Das sei sicher ein Extrembeispiel. Fast jede Woche bekommt Vetter hingegen einen Fall auf den Tisch, in dem jemand eine Abmahnung im Auftrag der Unterhaltungsindustrie im Briefkasten fand. Zwar sei von seinen Kunden noch niemand tatsächlich verklagt worden, aber sollte das eines Tages doch passieren, werde er die vermeintlichen Beweise der Ermittler anzweifeln, verspricht der Anwalt. Firmen wie Digiprotect, die im Auftrag der Unterhaltungsindustrie massenhaft Abmahnungen an Tauschbörsianer verschickten, täten alles, um das dahinter liegende System nicht offenlegen zu müssen, sagt Vetter. Und vermutet hinter ihrem Geschäftsmodell "Büroetagen mit Gelgenheitsjobbern, die verdächtige IP-Adressen auf Zetteln notieren". Jüngst wurde ein solcher "Zettel"  – ein simpler Ausdruck mit der IP-Adresse und dem Namen der vermeintlichen Täterin – vor einem Gericht auch nicht als Beweis anerkannt. Die verdächtigten Personen hatten eidesstattlich erklärt, zum fraglichen Zeitpunkt gar nicht zu Hause gewesen zu sein.

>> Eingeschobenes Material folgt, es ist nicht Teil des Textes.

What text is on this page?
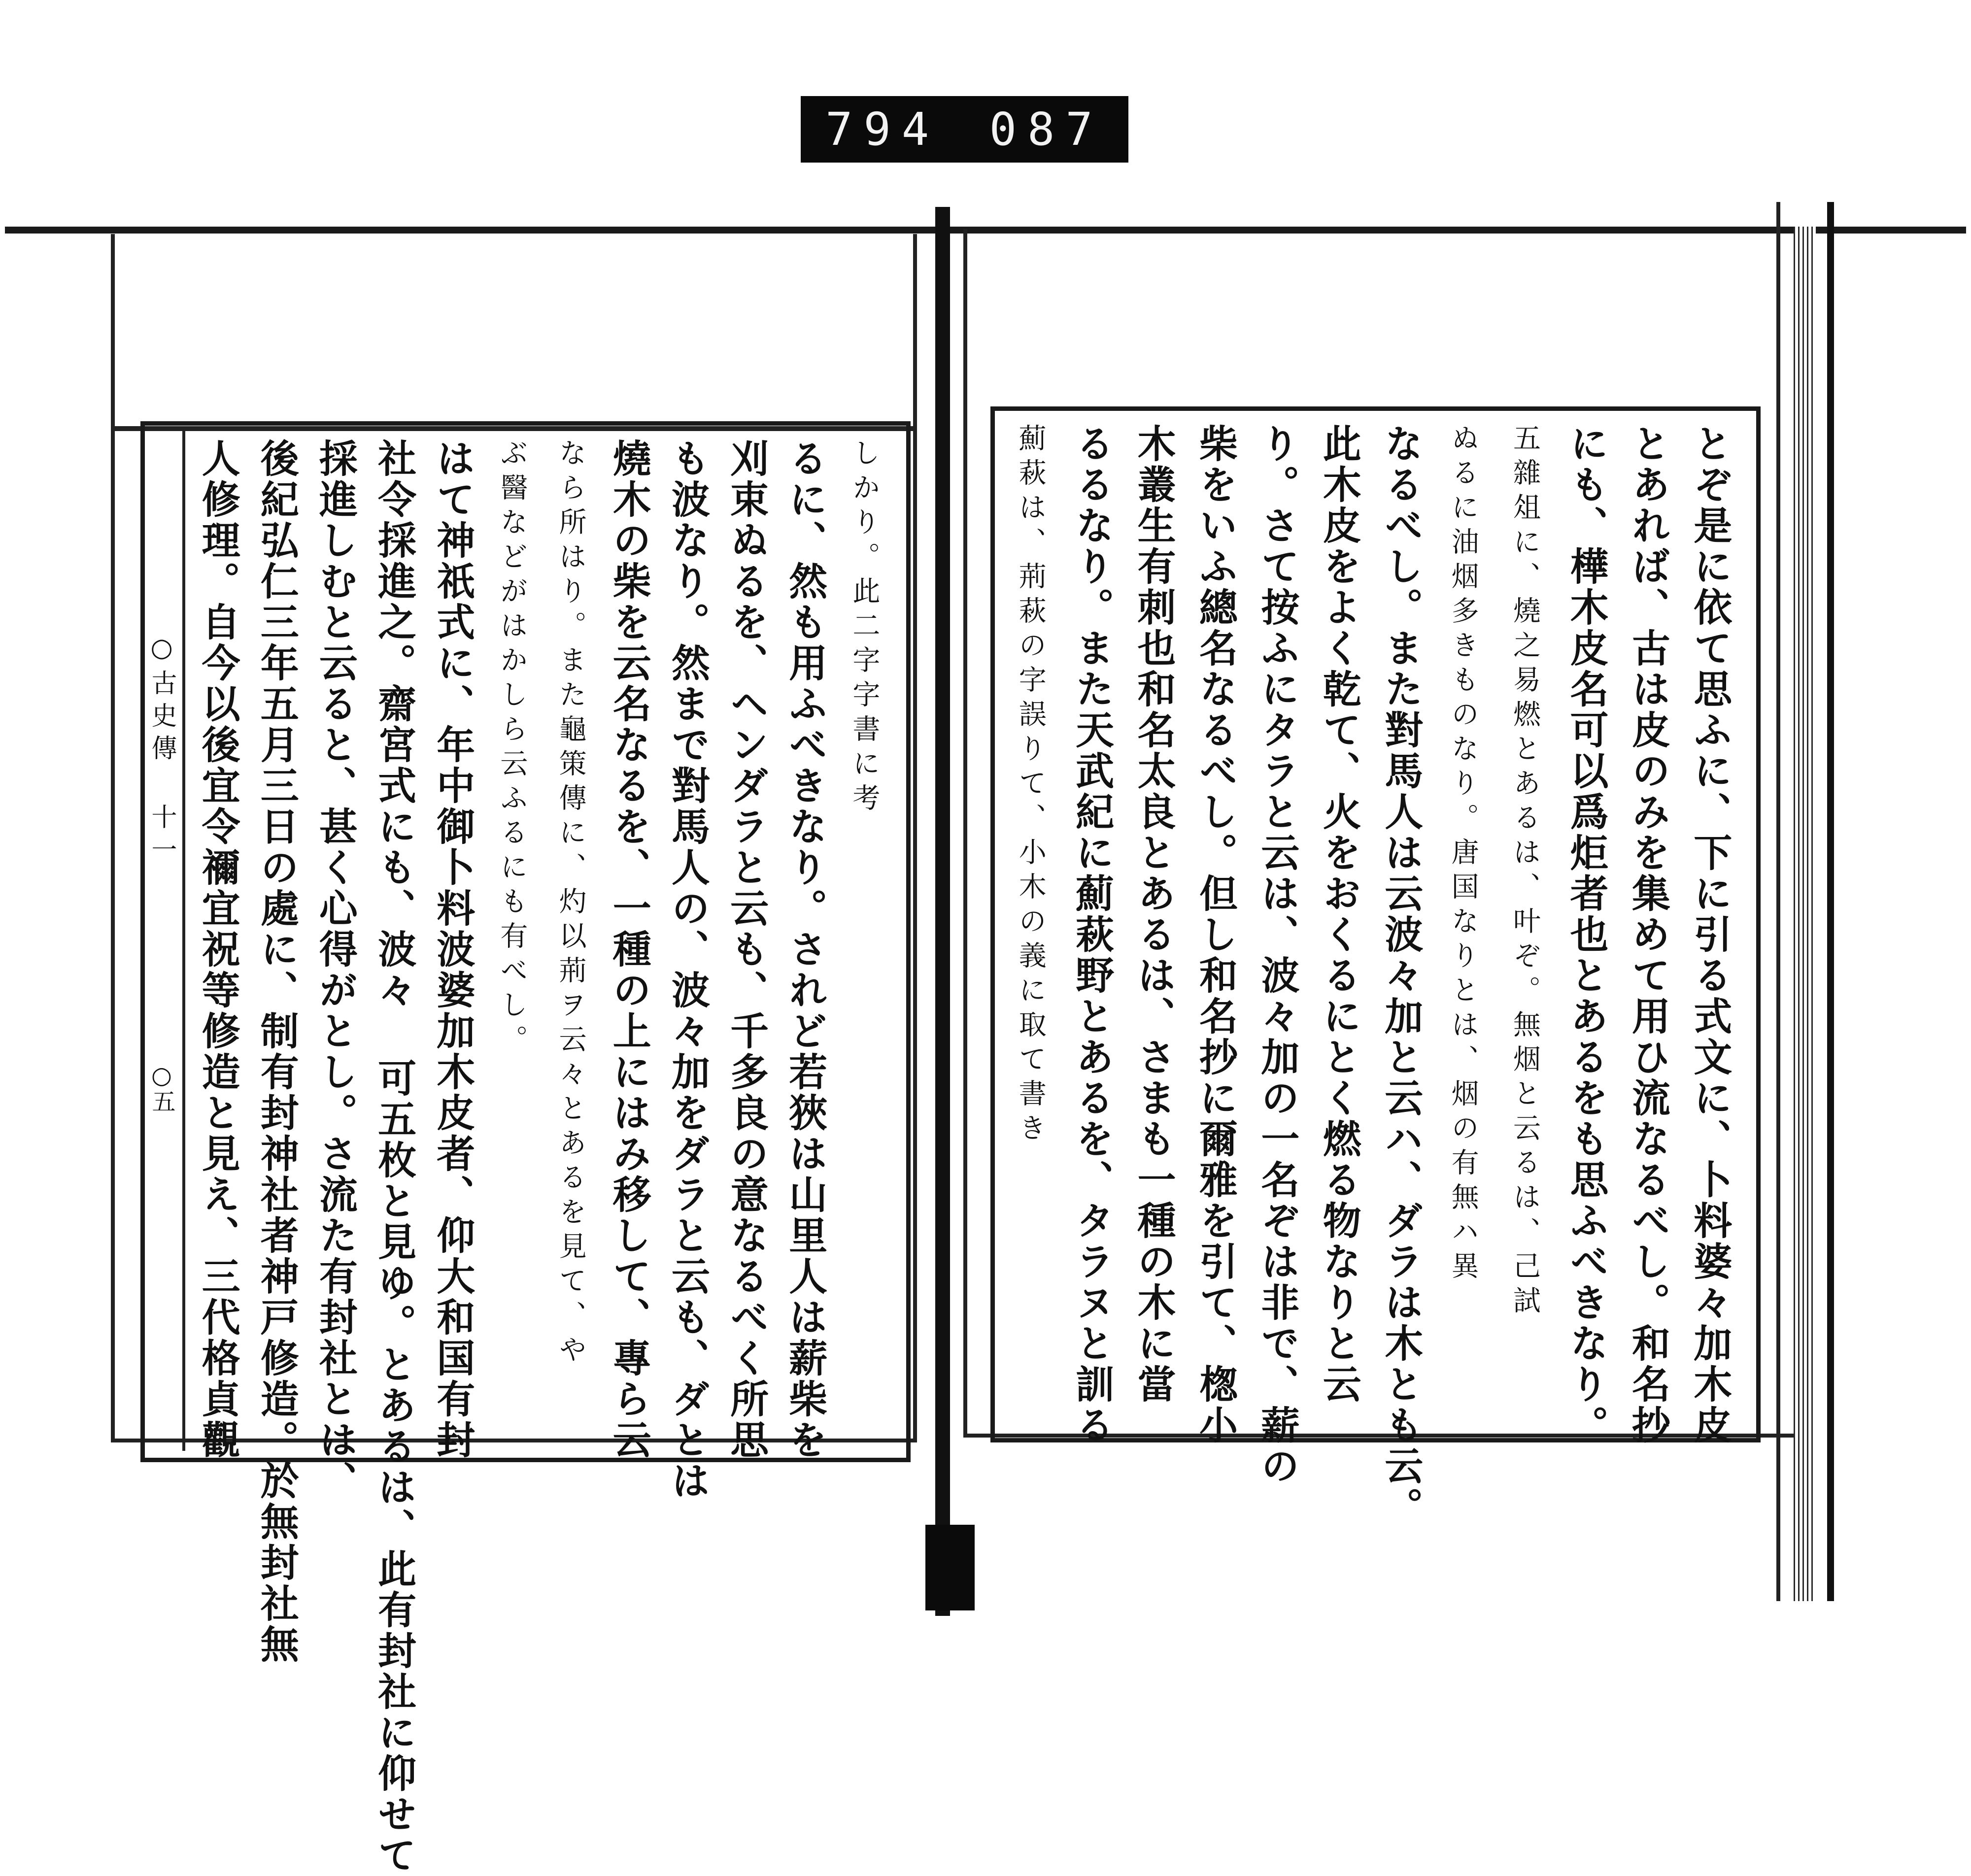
794 087
○古史傳 十一
○五
しかり。此二字字書に考
るに、然も用ふべきなり。されど若狹は山里人は薪柴を
刈束ぬるを、ヘンダラと云も、千多良の意なるべく所思
も波なり。然まで對馬人の、波々加をダラと云も、ダとは
燒木の柴を云名なるを、一種の上にはみ移して、專ら云
なら所はり。また龜策傳に、灼以荊ヲ云々とあるを見て、や
ぶ醫などがはかしら云ふるにも有べし。
はて神祇式に、年中御卜料波婆加木皮者、仰大和国有封
社令採進之。齋宮式にも、波々 可五枚と見ゆ。とあるは、此有封社に仰せて
採進しむと云ると、甚く心得がとし。さ流た有封社とは、
後紀弘仁三年五月三日の處に、制有封神社者神戸修造。於無封社無
人修理。自今以後宜令禰宜祝等修造と見え、三代格貞觀	とぞ是に依て思ふに、下に引る式文に、卜料婆々加木皮
とあれば、古は皮のみを集めて用ひ流なるべし。和名抄
にも、樺木皮名可以爲炬者也とあるをも思ふべきなり。
五雜俎に、燒之易燃とあるは、叶ぞ。無烟と云るは、己試
ぬるに油烟多きものなり。唐国なりとは、烟の有無ハ異
なるべし。また對馬人は云波々加と云ハ、ダラは木とも云。
此木皮をよく乾て、火をおくるにとく燃る物なりと云
り。さて按ふにタラと云は、波々加の一名ぞは非で、薪の
柴をいふ總名なるべし。但し和名抄に爾雅を引て、楤小
木叢生有刺也和名太良とあるは、さまも一種の木に當
るるなり。また天武紀に薊萩野とあるを、タラヌと訓る
薊萩は、荊萩の字誤りて、小木の義に取て書き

Ein schusseliger Provider ist bei Weitem nicht die einzige Fehlerquelle. Im Zweifel wird der Anschlussinhaber auch dafür verantwortlich gemacht, was fremde Surfer in seinem Netz anstellen. Schon ein Nachbar, der sich ins WLan-Netz gehackt hat, die eigenen Kinder, die Mitbewohner oder – und da wird es gruselig, gar ein Virus, der den Rechner befiel, kann einen Unschuldigen in den Fokus der Ermittler bringen. Die Nachrichtenagentur AP ermittelte gleich mehrere solcher Viren-Fälle. "Man sollte Computern nicht vertrauen", sagt auch Jeremiah Grossman, Gründer des Sicherheitsdienstes WhiteHat Security. Ihm zufolge sei es leider "furchtbar einfach", einen Computer dazu zu bringen, etwas herunterzuladen, was der Besitzer eigentlich nicht herunterladen wollte. Seien es nun unwillkommene Werbebotschaften oder eben verbotene Bilder. Sich dann zu verteidigen ist gar nicht einfach, denn dass ein Virus die Filme auf ihren Rechner geschmuggelt habe, ist eine Ausrede, die Richter auch von echten Pädophilen ständig zu hören bekommen. "Wenn man erst einmal in Verdacht geraten ist, wird es mitunter sehr kostspielig, sich davon wieder reinzuwaschen", sagt Anwalt Vetter.